Although cable theft and adverse weather emerged as contributing factors, residents emphasised that chronic maintenance neglect and aging infrastructure are the root problems.

Mouton acknowledged the network’s complexity, spanning 45 to 55 km, where damage to one section can cascade across multiple neighbourhoods due to the interconnected system requiring extensive coordination for repairs.

ISSUES APLENTY

Residents also highlighted communication failures, expressing frustration with automated systems and inability to reach knowledgeable personnel for repair updates or urgent escalations.

Sicelo Ngxonono, Eskom’s senior network planning advisor, outlined maintenance and upgrade plans for existing infrastructure and new development capacity.

Residents questioned whether current electrical systems can support rapid population growth, criticising the municipality and Eskom for approving developments like Auberge and Newlands estates without adequate infrastructure assessment.
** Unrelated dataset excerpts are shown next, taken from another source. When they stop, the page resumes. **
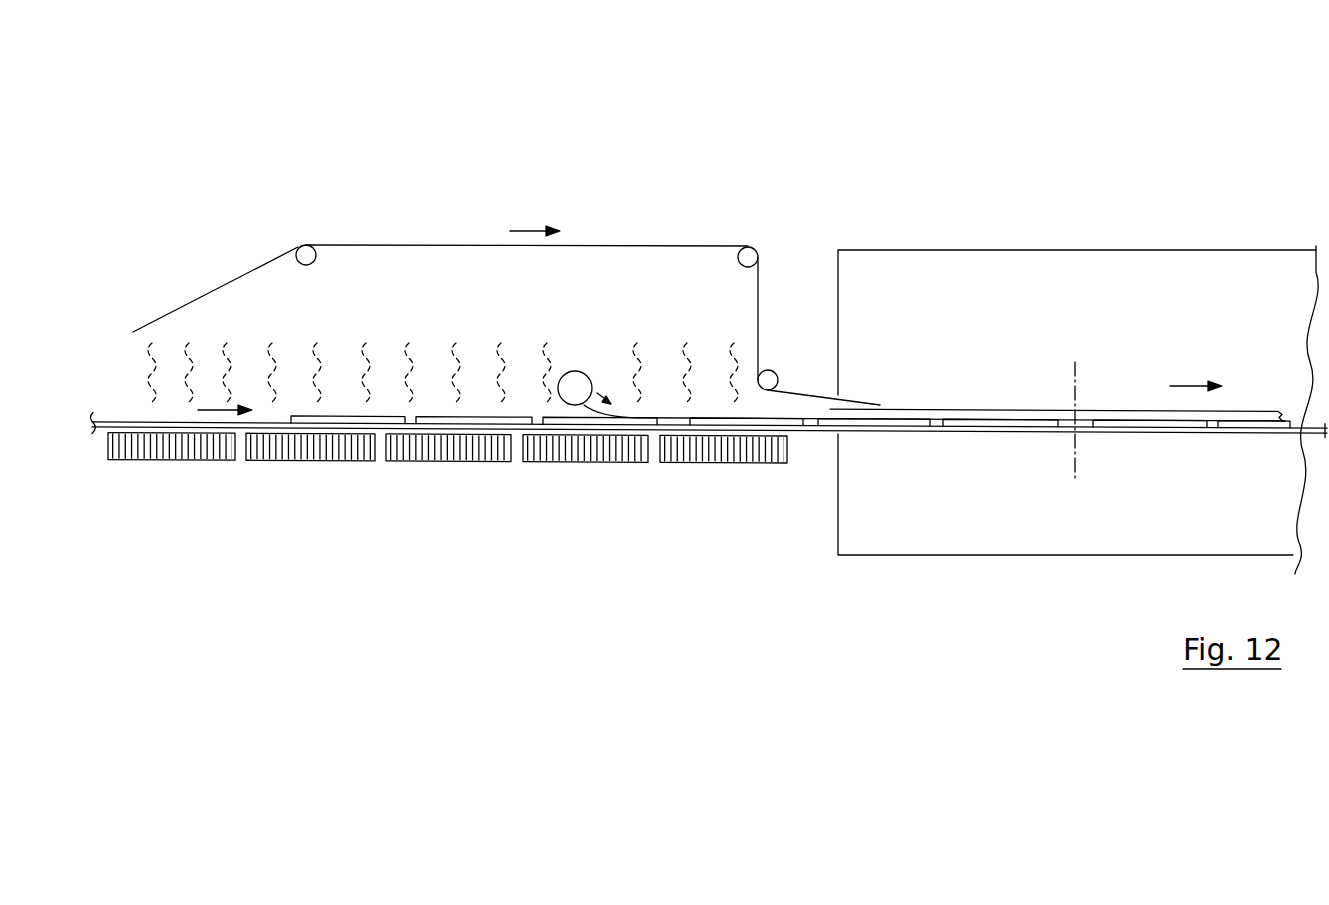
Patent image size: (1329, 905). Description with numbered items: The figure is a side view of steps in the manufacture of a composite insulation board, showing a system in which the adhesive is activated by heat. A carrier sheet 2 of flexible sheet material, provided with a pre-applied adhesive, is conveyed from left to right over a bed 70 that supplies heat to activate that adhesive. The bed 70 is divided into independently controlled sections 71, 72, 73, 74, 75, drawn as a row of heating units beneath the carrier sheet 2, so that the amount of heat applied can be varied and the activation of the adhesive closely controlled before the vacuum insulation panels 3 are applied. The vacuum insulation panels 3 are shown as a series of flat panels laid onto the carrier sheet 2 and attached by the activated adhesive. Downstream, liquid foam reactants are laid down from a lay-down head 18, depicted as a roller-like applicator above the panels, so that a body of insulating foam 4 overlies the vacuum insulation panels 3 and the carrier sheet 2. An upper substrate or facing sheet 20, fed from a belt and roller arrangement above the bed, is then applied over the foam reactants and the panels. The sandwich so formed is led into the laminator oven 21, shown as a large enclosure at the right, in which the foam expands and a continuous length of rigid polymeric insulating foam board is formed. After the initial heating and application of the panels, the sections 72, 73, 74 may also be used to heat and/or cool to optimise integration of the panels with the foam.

The carrier sheet 2 is at (105, 430).
The vacuum insulation panels 3 is at (345, 419).
The body of insulating foam 4 is at (1118, 406).
The lay-down head 18 is at (575, 374).
The upper substrate or facing sheet 20 is at (760, 282).
The laminator oven 21 is at (1110, 262).
The bed 70 is at (568, 560).
The bed section 71 is at (176, 452).
The bed section 72 is at (316, 452).
The bed section 73 is at (458, 450).
The bed section 74 is at (604, 450).
The bed section 75 is at (753, 450).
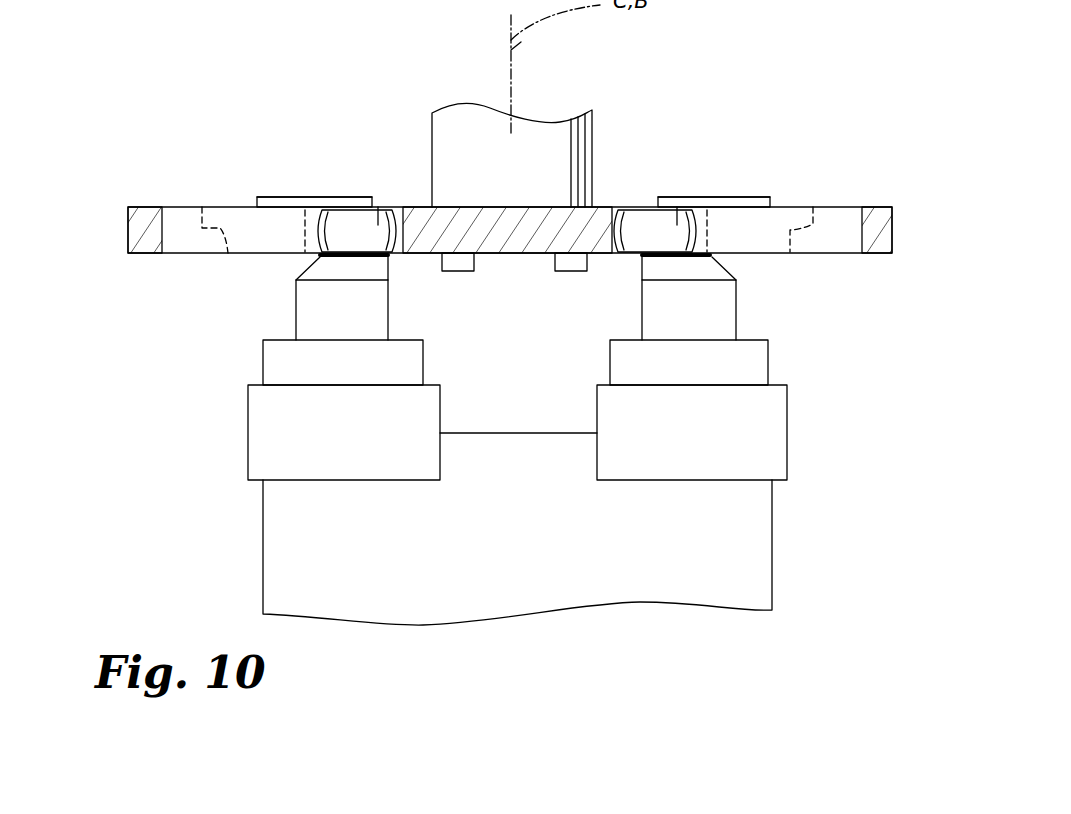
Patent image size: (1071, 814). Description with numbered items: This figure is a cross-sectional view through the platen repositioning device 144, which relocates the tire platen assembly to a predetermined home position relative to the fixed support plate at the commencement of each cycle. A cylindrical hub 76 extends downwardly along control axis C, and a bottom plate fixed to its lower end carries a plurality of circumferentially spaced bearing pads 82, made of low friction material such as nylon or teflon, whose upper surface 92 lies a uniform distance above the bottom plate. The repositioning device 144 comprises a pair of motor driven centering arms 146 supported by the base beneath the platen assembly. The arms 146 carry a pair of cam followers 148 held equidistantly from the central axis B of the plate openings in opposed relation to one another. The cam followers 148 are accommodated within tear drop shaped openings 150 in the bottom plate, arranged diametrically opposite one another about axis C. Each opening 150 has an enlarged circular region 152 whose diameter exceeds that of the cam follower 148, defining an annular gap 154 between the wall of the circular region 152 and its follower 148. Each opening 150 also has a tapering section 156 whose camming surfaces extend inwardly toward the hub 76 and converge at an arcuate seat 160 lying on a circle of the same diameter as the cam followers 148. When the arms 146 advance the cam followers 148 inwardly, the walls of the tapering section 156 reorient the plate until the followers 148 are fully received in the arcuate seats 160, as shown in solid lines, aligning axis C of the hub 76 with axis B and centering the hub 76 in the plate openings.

The cylindrical hub 76 is at (557, 130).
The bearing pads 82 is at (356, 197).
The upper surface of the bearing pads 92 is at (290, 197).
The platen repositioning device 144 is at (263, 372).
The centering arms 146 is at (383, 287).
The cam followers 148 is at (202, 207).
The tear drop shaped openings 150 is at (195, 255).
The enlarged circular region 152 is at (178, 207).
The annular gap 154 is at (170, 245).
The tapering section 156 is at (307, 240).
The arcuate seat 160 is at (388, 207).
While Eskom detailed upgrade plans for substations and transformers at several locations on the network, the three-to-five-year timelines – with projects like Macassar substation still in design phases and no infrastructure planned specifically for Raithby – left residents frustrated about enduring unreliable service.

Municipal officials promised to review approval procedures and improve Eskom coordination, but residents remained skeptical, emphasising the need for immediate action on current outage issues while longer-term improvements are planned, calling for enhanced maintenance schedules, improved emergency response procedures, and better communication.

“Eskom needs to conduct a study and investigate all these problems, which are huge. I sympathise with my village, I grew up here,” said local resident and professor Harold Herman. “Antagonism is being created here in Raithby between the residents of the village and the surrounding areas, which is very worrying. This is because of what has happened through the municipality and Eskom that doesn’t even know what’s going on.”

The meeting concluded with commitments from both parties to investigate community issues and improve stakeholder coordination, plus insights on solar installation options.